Hawaiian Monk Seal Gets Eel Stuck Up Its Nose

Hawaiian Monk Seal Gets Eel Stuck Up Its Nose

Regardless, we're happy to hear this sweet, vaguely irritated monk seal has been returned to its normal, eel-less state. We have now found juvenile seals with eels stuck in their noses on multiple occasions.

Researchers first spotted a seal with an eel nasal appendage in the summer of 2016, emailing colleagues who initially thought it was a joke.

In what is truly a freaky phenomenon reportedly stumping researchers, a handful of not-so-smart Hawaiian monk seals have recently been observed with eels stuck up their noses - possibly from shoving their faces into crevices, but researchers tasked with observing these fools can't say for sure. NOAA says of the slippery phenomenon, which has been recorded several times.

The administration said it has seen the same "eels in noses" phenomenon almost a handful of times in the last few years.

According to the final post in this saga, researchers were able to trap the seal and extract a 60cm-long goddamn eel from its nose, noting that it "was surprising as only about 10cm were hanging out" of its nose before extraction. "We don't know if this is just some odd statistical anomaly or if we will see more eels in seals in the future", NOAA said.
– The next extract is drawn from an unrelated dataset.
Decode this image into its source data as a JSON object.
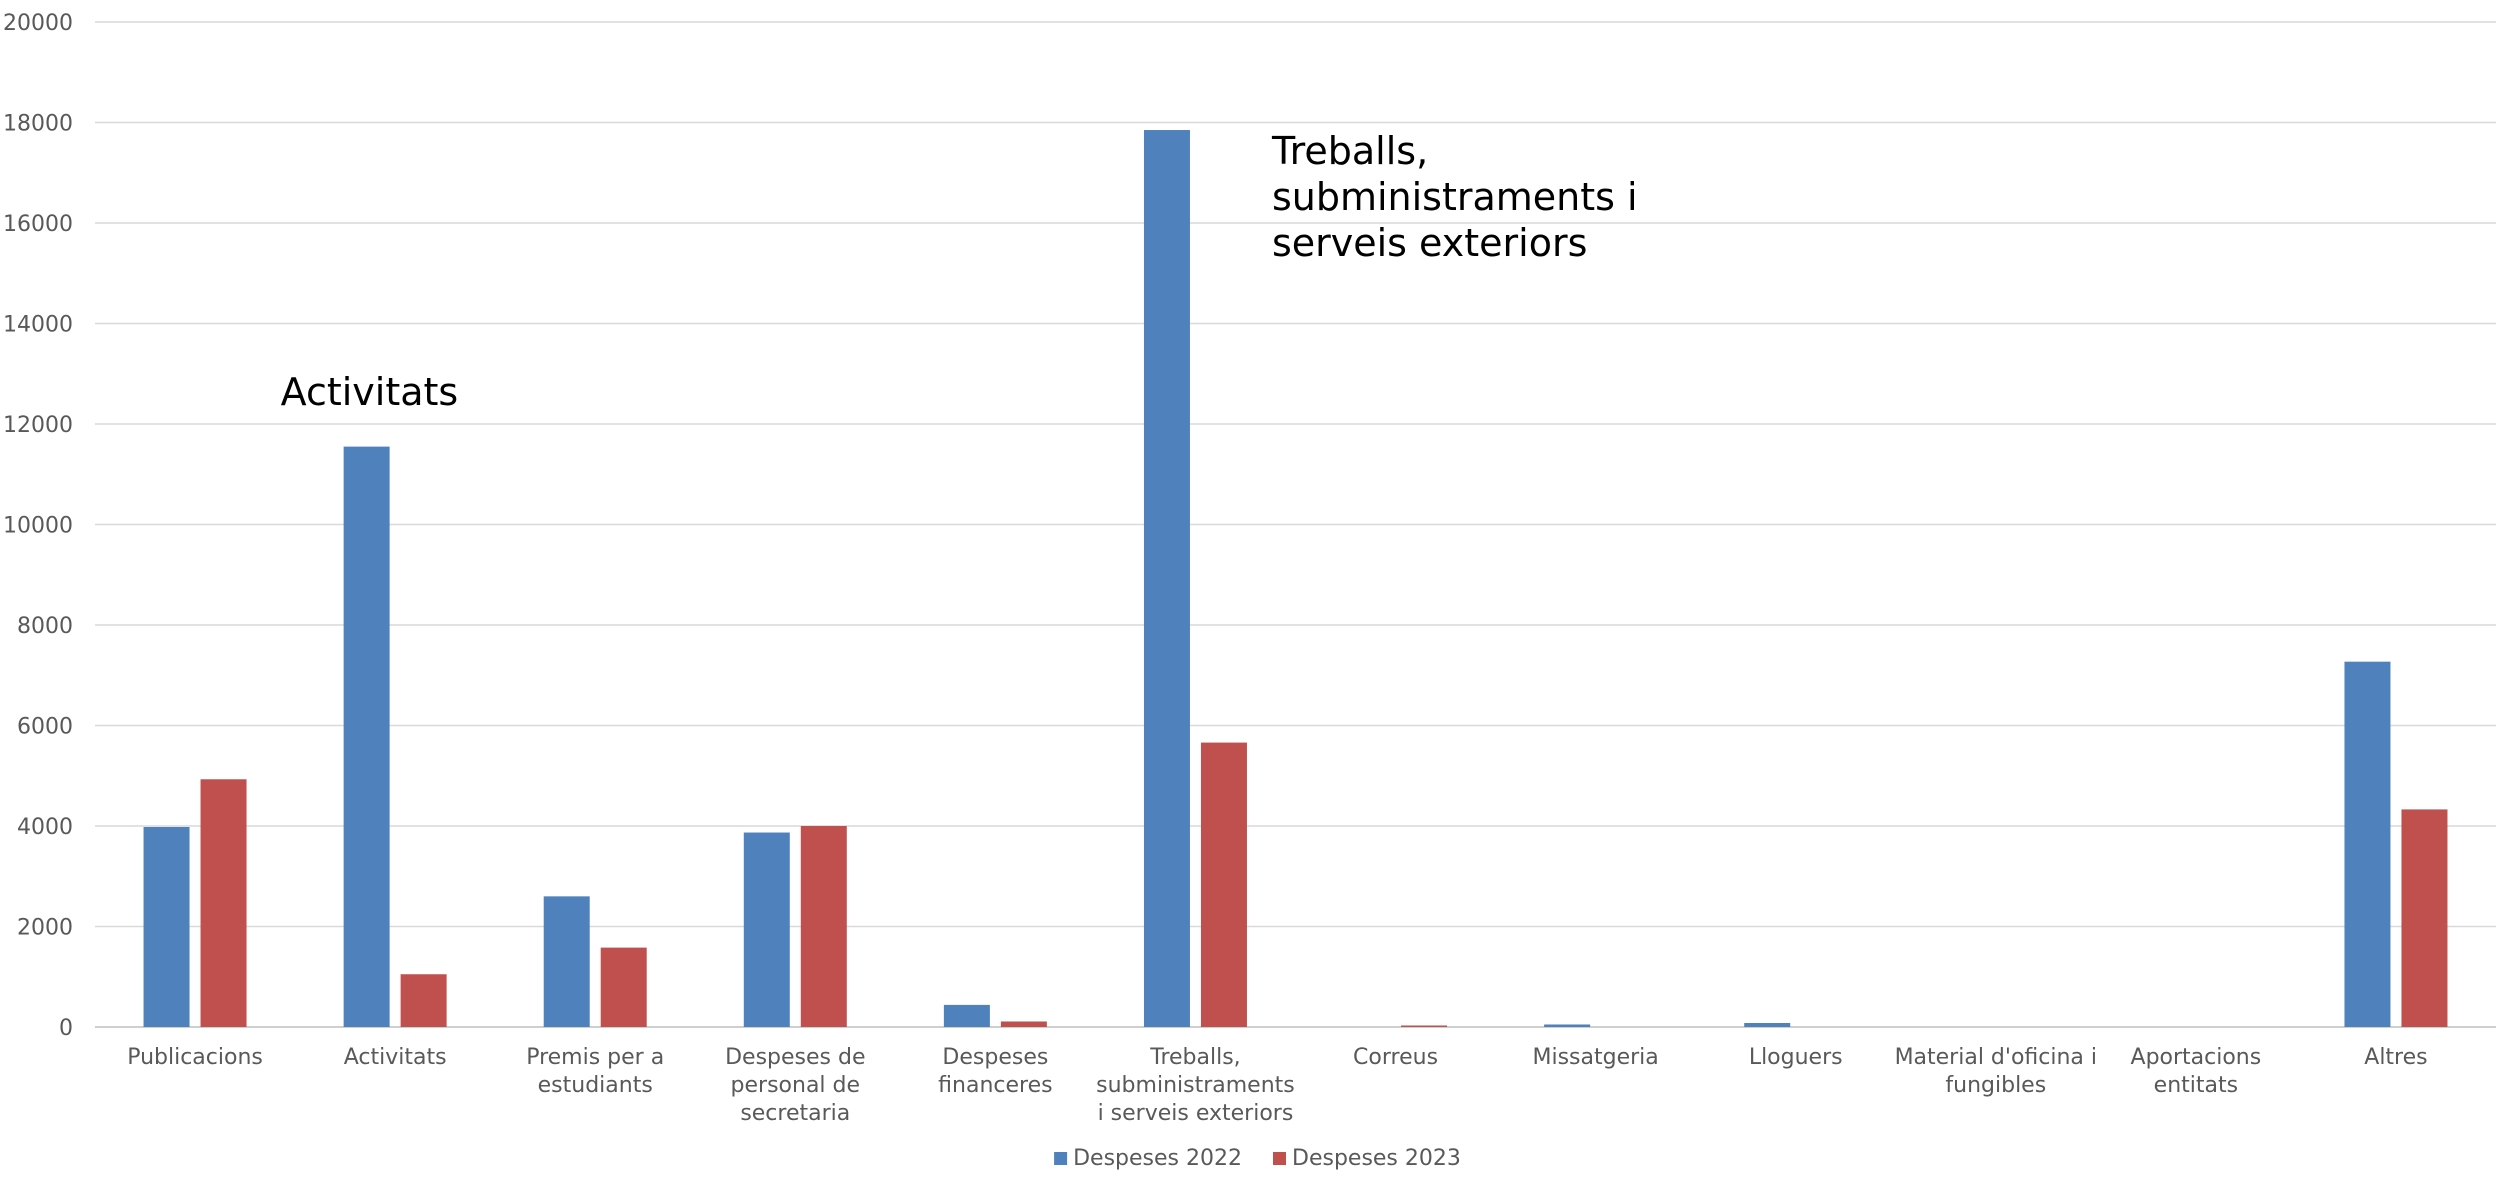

'They are looking for prey that likes to hide, like eels. "The eels, however, did not make it", writes marine biologist Brittany Dolan in the Facebook post. Since Hawaiian monk seals forage for food by shoving their face into the tight space around coral reefs, it is possible that the occasionally cornered eel could mistake a seal's nostril for an escape route.

Once revealed the seal was in good health, social media users couldn't help but poke a little fun at the "rebel" sea creature. "We might never know".

There are only an estimated 632 mature Hawaiian monk seals left in the wild, according to the International Union for Conservation of Nature. "All the seals were released and haven't shown any issues from the incidents", NOAA adds.

One theory is that seals, which often regurgitate their meals, are simply throwing up eels through their noses.

Now if they could just keep their noses clean.